A scandal over work for a controversial South African client led to the demise of the agency in September.
BDO was appointed as administrator, after the departure of CEO James Henderson and its expulsion from the PRCA.
Statements of administrator's proposals were published at Companies House yesterday.
They reveal that draft accounts show turnover for the group for 2016 was £37.5m, down from £42.4m in 2015 and £41.6m in 2014. The group registered a net loss of £572,000 in 2016, having made profit of £403,000 in 2015 and £1.1m in 2014. Management information also shows that EBITDA after exceptional items for the first seven months of 2017 was £352,000.
Documents relating to the LLP, which represents the bulk of the Bell Pottinger group, shows turnover slightly in excess of £33m in 2014 and 2015, falling to £29.1m in 2016, with profit after tax standing at £2.8m for 2016, a higher figure than in 2013 or 2014, but down on the £3.3m figure for 2015.
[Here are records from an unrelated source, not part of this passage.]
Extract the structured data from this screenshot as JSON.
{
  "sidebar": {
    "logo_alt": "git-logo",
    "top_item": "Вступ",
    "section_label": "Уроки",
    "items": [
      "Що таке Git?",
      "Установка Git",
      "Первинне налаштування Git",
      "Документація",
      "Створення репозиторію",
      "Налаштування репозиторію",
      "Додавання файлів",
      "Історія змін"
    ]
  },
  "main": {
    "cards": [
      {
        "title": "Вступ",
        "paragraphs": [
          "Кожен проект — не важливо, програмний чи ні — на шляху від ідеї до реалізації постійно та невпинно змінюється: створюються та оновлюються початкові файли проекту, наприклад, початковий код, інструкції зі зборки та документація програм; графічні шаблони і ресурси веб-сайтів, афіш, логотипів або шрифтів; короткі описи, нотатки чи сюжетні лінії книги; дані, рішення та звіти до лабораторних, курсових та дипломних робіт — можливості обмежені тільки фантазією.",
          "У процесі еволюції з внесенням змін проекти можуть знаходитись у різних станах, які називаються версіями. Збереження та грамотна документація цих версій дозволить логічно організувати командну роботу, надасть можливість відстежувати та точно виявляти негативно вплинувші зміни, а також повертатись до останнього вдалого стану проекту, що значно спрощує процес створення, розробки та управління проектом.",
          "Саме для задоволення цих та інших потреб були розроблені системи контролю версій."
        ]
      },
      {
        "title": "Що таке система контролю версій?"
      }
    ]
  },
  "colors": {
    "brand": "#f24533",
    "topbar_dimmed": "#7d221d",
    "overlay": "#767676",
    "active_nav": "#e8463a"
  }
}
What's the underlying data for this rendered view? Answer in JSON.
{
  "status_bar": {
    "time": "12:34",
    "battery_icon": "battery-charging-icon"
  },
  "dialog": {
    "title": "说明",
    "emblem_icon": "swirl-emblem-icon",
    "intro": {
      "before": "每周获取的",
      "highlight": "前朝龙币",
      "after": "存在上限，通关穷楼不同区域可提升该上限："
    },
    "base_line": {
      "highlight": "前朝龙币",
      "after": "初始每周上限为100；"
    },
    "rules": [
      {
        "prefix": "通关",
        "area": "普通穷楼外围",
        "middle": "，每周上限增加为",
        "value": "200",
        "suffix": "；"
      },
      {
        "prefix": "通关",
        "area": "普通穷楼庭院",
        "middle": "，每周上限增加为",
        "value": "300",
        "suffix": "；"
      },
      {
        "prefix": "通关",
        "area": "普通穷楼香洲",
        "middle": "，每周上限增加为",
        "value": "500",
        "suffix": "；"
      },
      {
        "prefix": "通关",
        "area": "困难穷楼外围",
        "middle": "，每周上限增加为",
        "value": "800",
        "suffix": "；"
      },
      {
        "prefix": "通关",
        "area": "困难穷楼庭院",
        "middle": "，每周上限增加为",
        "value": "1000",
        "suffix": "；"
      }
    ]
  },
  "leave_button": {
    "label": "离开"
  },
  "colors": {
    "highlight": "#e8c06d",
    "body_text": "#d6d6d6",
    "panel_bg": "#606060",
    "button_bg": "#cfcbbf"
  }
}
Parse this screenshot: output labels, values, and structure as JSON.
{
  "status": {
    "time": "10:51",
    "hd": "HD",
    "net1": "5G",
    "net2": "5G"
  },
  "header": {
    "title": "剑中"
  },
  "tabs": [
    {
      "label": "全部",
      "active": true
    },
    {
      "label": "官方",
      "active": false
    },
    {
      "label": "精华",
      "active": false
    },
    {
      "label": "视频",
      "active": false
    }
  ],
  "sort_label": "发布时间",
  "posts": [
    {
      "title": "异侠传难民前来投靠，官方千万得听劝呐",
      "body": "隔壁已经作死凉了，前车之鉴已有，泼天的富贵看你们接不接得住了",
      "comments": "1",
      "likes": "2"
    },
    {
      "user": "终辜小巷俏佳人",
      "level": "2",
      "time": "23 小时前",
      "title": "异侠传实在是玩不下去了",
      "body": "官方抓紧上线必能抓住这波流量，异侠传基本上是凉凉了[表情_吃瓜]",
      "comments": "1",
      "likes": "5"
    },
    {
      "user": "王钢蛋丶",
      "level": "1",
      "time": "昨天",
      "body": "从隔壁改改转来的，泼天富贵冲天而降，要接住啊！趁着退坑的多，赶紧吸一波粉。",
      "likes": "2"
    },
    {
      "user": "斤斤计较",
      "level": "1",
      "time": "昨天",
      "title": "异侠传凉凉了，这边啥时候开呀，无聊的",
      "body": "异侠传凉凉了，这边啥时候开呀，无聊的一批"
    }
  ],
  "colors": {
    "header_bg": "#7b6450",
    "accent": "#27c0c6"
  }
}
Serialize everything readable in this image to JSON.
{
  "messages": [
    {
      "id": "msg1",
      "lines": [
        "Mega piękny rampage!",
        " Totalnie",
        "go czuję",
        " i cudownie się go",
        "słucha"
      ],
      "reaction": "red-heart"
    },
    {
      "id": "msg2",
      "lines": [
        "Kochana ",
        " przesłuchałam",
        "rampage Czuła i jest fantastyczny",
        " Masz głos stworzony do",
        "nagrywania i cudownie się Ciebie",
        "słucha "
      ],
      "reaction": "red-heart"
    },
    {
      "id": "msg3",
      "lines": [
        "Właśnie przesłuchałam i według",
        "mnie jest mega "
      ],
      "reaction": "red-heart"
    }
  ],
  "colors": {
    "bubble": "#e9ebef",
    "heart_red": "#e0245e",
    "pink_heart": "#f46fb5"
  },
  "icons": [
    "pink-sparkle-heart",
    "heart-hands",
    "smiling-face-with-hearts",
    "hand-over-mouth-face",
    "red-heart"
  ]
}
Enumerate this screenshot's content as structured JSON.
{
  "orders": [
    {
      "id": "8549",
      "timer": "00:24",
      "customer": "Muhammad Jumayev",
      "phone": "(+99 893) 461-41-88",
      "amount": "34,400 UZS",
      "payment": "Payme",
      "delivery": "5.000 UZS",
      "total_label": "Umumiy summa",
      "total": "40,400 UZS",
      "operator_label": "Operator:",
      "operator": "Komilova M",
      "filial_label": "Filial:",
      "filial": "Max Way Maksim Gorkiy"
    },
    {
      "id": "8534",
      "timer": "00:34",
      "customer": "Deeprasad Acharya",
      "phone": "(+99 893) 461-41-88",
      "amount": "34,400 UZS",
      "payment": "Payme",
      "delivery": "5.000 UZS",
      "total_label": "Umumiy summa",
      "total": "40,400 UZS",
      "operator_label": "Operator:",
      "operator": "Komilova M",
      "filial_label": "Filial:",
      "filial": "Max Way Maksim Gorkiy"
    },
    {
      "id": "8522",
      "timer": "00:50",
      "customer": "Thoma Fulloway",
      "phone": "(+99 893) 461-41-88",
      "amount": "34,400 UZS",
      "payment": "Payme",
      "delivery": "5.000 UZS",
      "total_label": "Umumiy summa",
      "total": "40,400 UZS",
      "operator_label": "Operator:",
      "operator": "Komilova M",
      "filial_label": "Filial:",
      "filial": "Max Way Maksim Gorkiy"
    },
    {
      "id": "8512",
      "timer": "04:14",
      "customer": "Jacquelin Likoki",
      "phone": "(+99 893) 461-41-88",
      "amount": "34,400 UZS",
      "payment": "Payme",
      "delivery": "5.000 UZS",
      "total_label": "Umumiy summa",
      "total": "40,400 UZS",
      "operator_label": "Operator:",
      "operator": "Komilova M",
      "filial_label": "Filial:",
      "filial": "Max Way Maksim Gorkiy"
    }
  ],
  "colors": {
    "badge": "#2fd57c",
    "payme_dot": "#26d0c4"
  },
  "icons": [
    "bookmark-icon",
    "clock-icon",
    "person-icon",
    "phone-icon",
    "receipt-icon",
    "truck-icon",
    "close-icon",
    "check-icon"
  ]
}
Management information shows the LLP's turnover for the first seven months of 2017 was £17.3m. If turnover were equally distributed across the year, this would make full-year turnover just shy of £30m.
Business was 'holding its head above water'
The document also notes that the business now owes Lloyds Banking Group circa £5.5m in respect of various loans.
However, an accountant who has reviewed the documents, but preferred not to be named, told PRWeek the business "was holding its head above water" and does not appear to have been in financial dire straits prior to the crisis unfolding in August and September.
"It is purely because of that bad PR in South Africa that it went under," the accountant said, adding: "I think that the main losers really are going to be the partners."
The documents show that the company owes £753,026 to 'partners tax and pensions holding'. At least 50 per cent of this figure, and probably higher, will be tax that is now owed to HMRC by the 40 former partners of the business. The Times had previously placed the partners' tax bill at up to £1m.
Two days, 22 parties
The Companies House documents also show that BDO was appointed on Tuesday, 5 September - the day that the PRCA expulsion was officially announced, and two days after Henderson's departure was confirmed.
BDO was hired to try to sell the business, and approached 22 parties, of which 12 signed confidentiality agreements and were shown further information.
"Whilst a limited number of parties expressed some initial interest and due diligence was undertaken, no offers capable of accpetance were received for the group's underlying business and assets," the document says. The final potential buyer withdrew interest on 7 September, and it was decided that the firm should go into administration.
Bell Pottinger LLP entered administration on 12 September.
The reports show that BDO was paid £161,000 for its work prior to administration. Two law firms have done work to the value of £45,000. The legal PR firm Infinite Global is due to earn £3,800 from work for BDO, while an estimated budget of £10,000 has been set for subsequent PR work being done by Osborne & Partners.
Bell Pottinger continued to employ one staff member and two partners until the report was prepared at the start of this month, but is now understood to have none.